When a traumatic or very negative event occurs, information processing may be incomplete, perhaps because strong negative feelings or dissociation interfere with information processing. This prevents the forging of connections with more adaptive information that is held in other memory networks. For example, a rape survivor may “know” that rapists are responsible for their crimes, but this information does not connect with her feeling that she is to blame for the attack. The memory is then dysfunctionally stored without appropriate associative connections and with many elements still unprocessed. When the individual thinks about the trauma, or when the memory is triggered by similar situations, the person may feel like she is reliving it, or may experience strong emotions and physical sensations. A prime example is the intrusive thoughts, emotional disturbance, and negative self-referencing beliefs of posttraumatic stress disorder (PTSD).

It is not only major traumatic events, or “large-T Traumas” that can cause psychological disturbance. Sometimes a relatively minor event from childhood, such as being teased by one’s peers or disparaged by one’s parent, may not be adequately processed. Such “small-t traumas” can result in personality problems and become the basis of current dysfunctional reactions.

Shapiro proposes that EMDR can assist to successfully alleviate clinical complaints by processing the components of the contributing distressing memories. These can be memories of either small-t or large-T traumas. Information processing is thought to occur when the targeted memory is linked with other more adaptive information. Learning then takes place, and the experience is stored with appropriate emotions, able to appropriately guide the person in the future. (link)

As a culture I understand we have walked away from using theory as a credible argument for legitimacy (which has become problematic but material for another time); yet the theory is a match to the model and the model works.

Like other treatment modalities, EMDR pulls from other schools of thought in its thinking and application. Like other modalities there are pieces of it that we know work and parts of it we think might work but cannot yet reasonably demonstrate whether they really do work, how they work and/or why they work.

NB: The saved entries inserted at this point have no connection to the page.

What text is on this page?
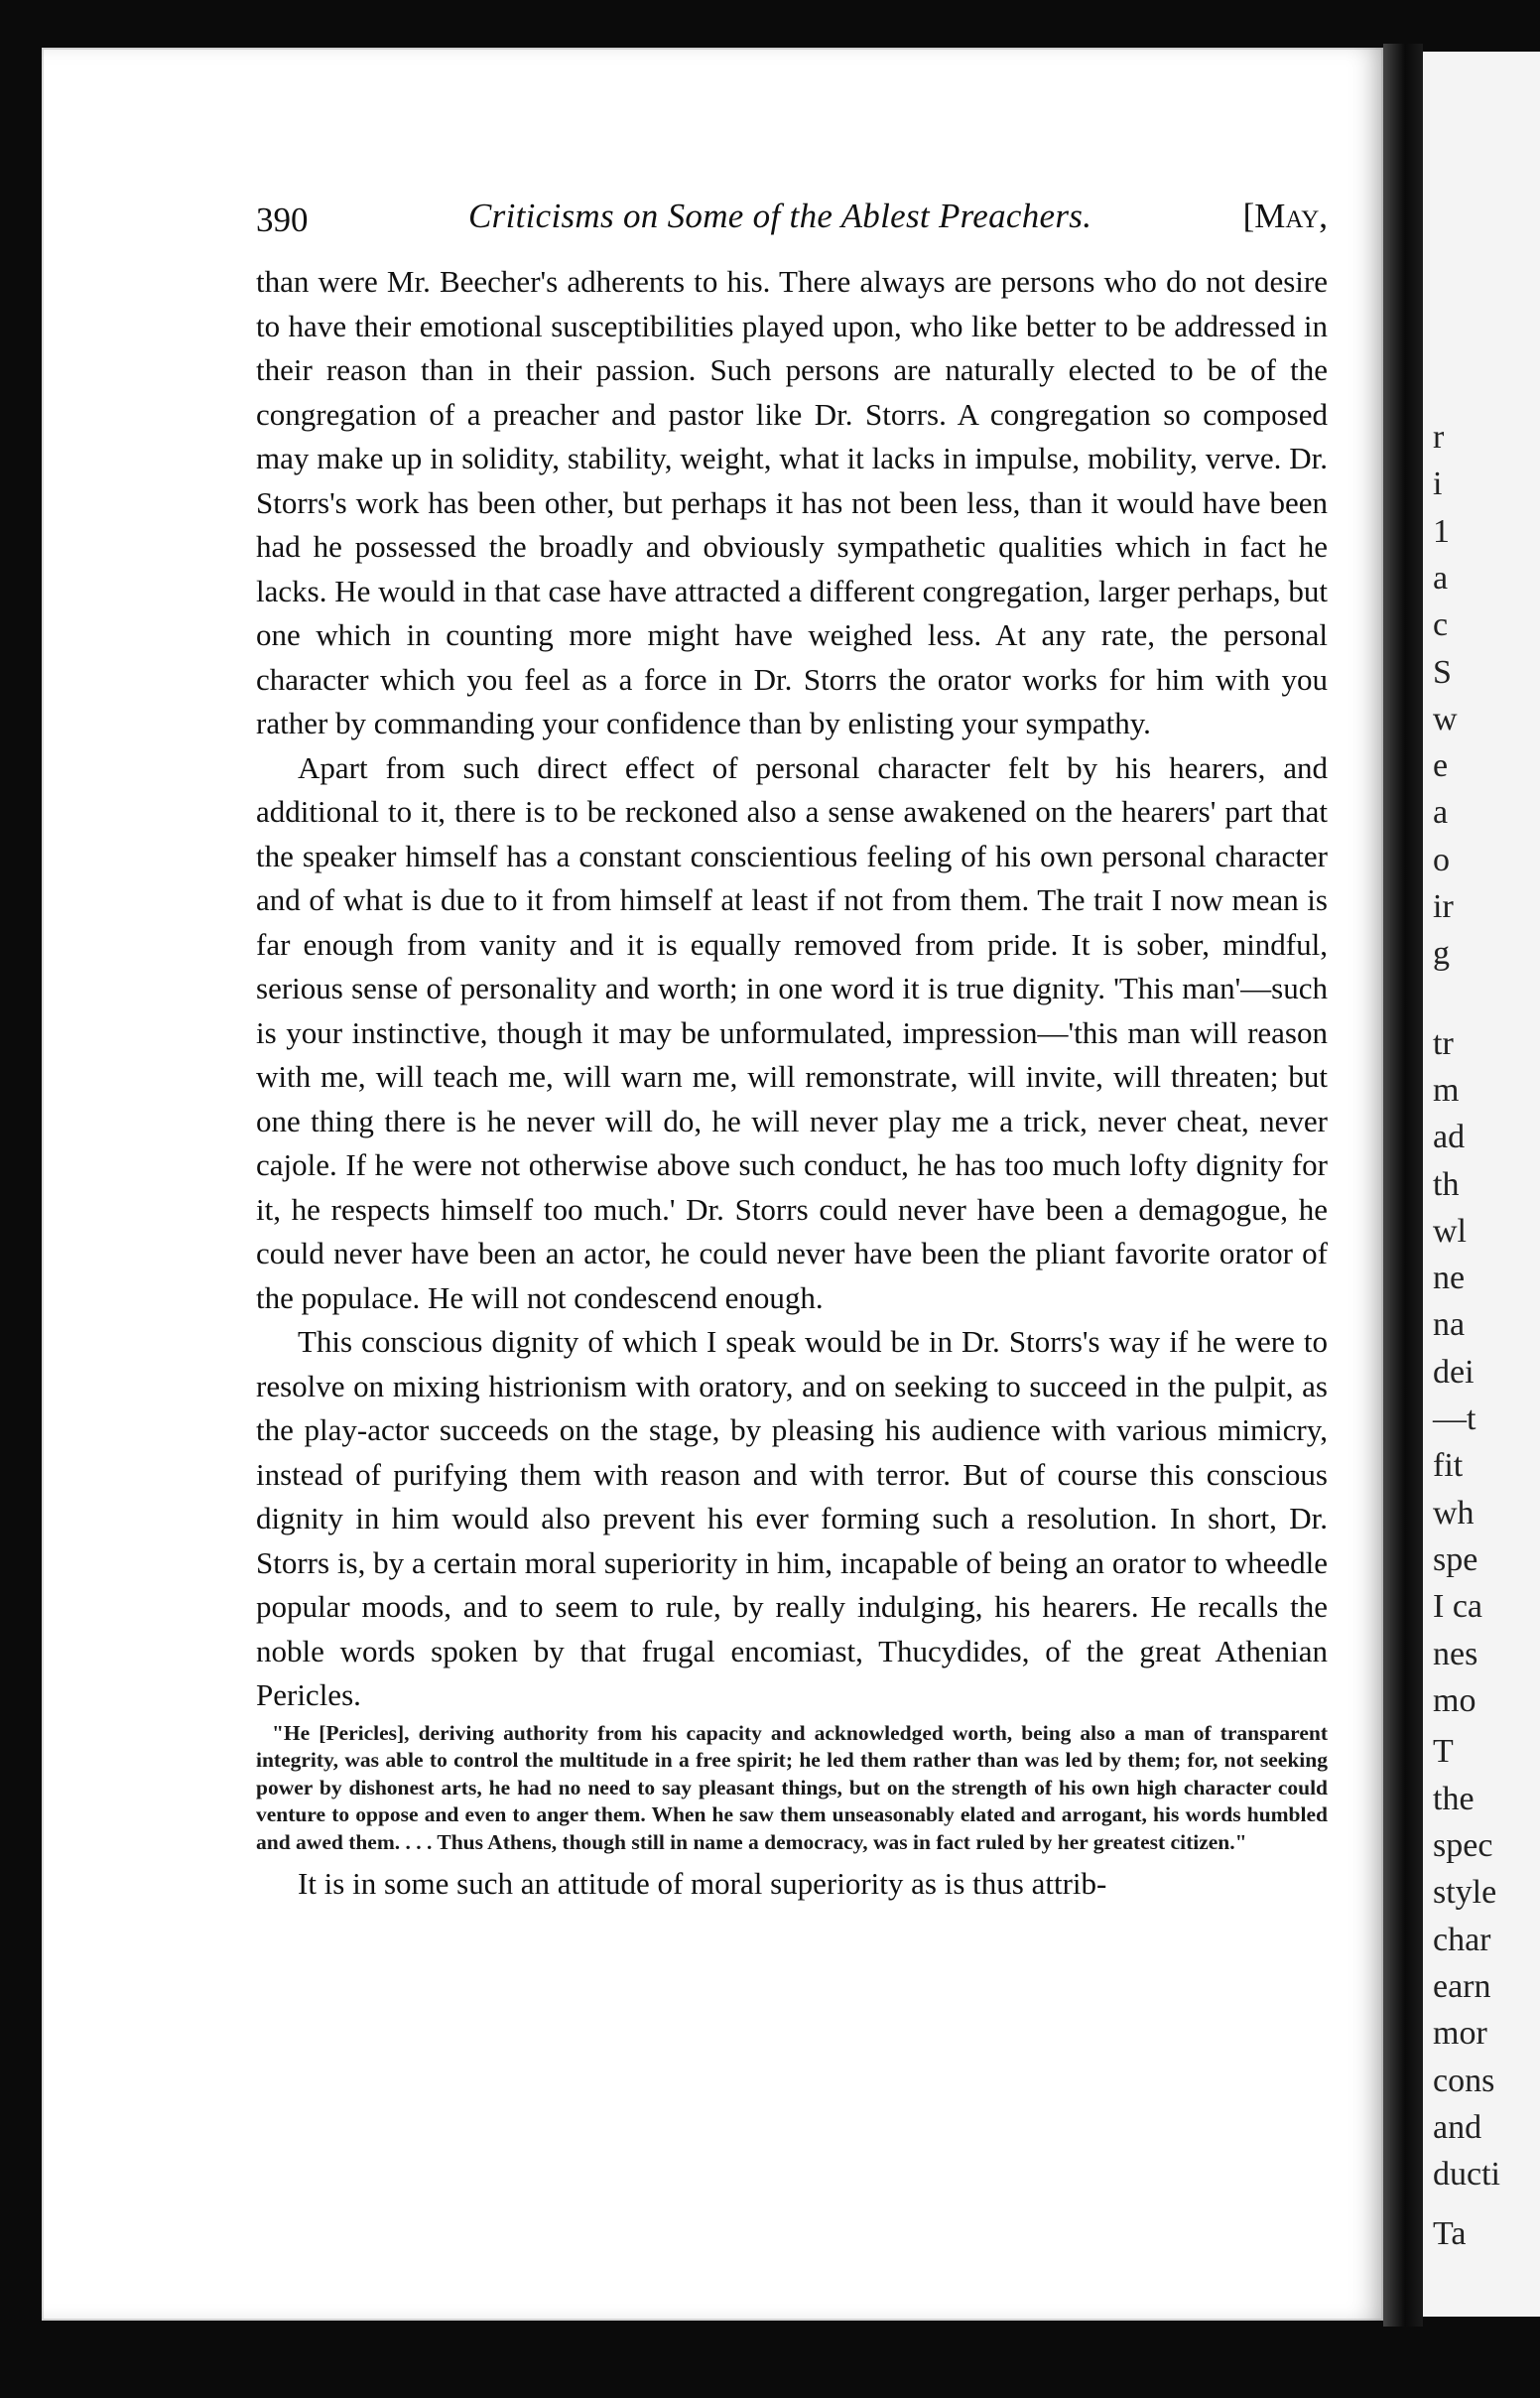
390	Criticisms on Some of the Ablest Preachers.	[May,

than were Mr. Beecher's adherents to his. There always are persons who do not desire to have their emotional susceptibilities played upon, who like better to be addressed in their reason than in their passion. Such persons are naturally elected to be of the congregation of a preacher and pastor like Dr. Storrs. A congregation so composed may make up in solidity, stability, weight, what it lacks in impulse, mobility, verve. Dr. Storrs's work has been other, but perhaps it has not been less, than it would have been had he possessed the broadly and obviously sympathetic qualities which in fact he lacks. He would in that case have attracted a different congregation, larger perhaps, but one which in counting more might have weighed less. At any rate, the personal character which you feel as a force in Dr. Storrs the orator works for him with you rather by commanding your confidence than by enlisting your sympathy.

Apart from such direct effect of personal character felt by his hearers, and additional to it, there is to be reckoned also a sense awakened on the hearers' part that the speaker himself has a constant conscientious feeling of his own personal character and of what is due to it from himself at least if not from them. The trait I now mean is far enough from vanity and it is equally removed from pride. It is sober, mindful, serious sense of personality and worth; in one word it is true dignity. 'This man'—such is your instinctive, though it may be unformulated, impression—'this man will reason with me, will teach me, will warn me, will remonstrate, will invite, will threaten; but one thing there is he never will do, he will never play me a trick, never cheat, never cajole. If he were not otherwise above such conduct, he has too much lofty dignity for it, he respects himself too much.' Dr. Storrs could never have been a demagogue, he could never have been an actor, he could never have been the pliant favorite orator of the populace. He will not condescend enough.

This conscious dignity of which I speak would be in Dr. Storrs's way if he were to resolve on mixing histrionism with oratory, and on seeking to succeed in the pulpit, as the play-actor succeeds on the stage, by pleasing his audience with various mimicry, instead of purifying them with reason and with terror. But of course this conscious dignity in him would also prevent his ever forming such a resolution. In short, Dr. Storrs is, by a certain moral superiority in him, incapable of being an orator to wheedle popular moods, and to seem to rule, by really indulging, his hearers. He recalls the noble words spoken by that frugal encomiast, Thucydides, of the great Athenian Pericles.

"He [Pericles], deriving authority from his capacity and acknowledged worth, being also a man of transparent integrity, was able to control the multitude in a free spirit; he led them rather than was led by them; for, not seeking power by dishonest arts, he had no need to say pleasant things, but on the strength of his own high character could venture to oppose and even to anger them. When he saw them unseasonably elated and arrogant, his words humbled and awed them. . . . Thus Athens, though still in name a democracy, was in fact ruled by her greatest citizen."

It is in some such an attitude of moral superiority as is thus attrib-

r
i
1
a
c
S
w
e
a
o
ir
g
tr
m
ad
th
wl
ne
na
dei
—t
fit
wh
spe
I ca
nes
mo
T
the
spec
style
char
earn
mor
cons
and
ducti
Ta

We do know that, as a whole, EMDR is highly effective in treating complicated trauma and as a result of the research conducted on its efficacy, groups like the APA and VA have thrown strong support behind its use as one of three preferred methods of treating it. EMDR is also safe; the initial stages of EMDR seek to assess the appropriateness of the intervention for clients (both in terms of potential vulnerability and responsiveness); has formal protocols in place for grounding and de-escalation and contains the active work around the trauma to the session. This does not mean EMDR is right for everyone (some folks don’t respond and others respond poorly); like I said, this fact is formally acknowledged in the protocol which seeks to identify candidacy issues before any processing taking place.

So stop calling it weird.


You’re making it feel bad.

Okay…what I just did there was weird.

But that makes me weird (which you probably already guessed was true), not EMDR.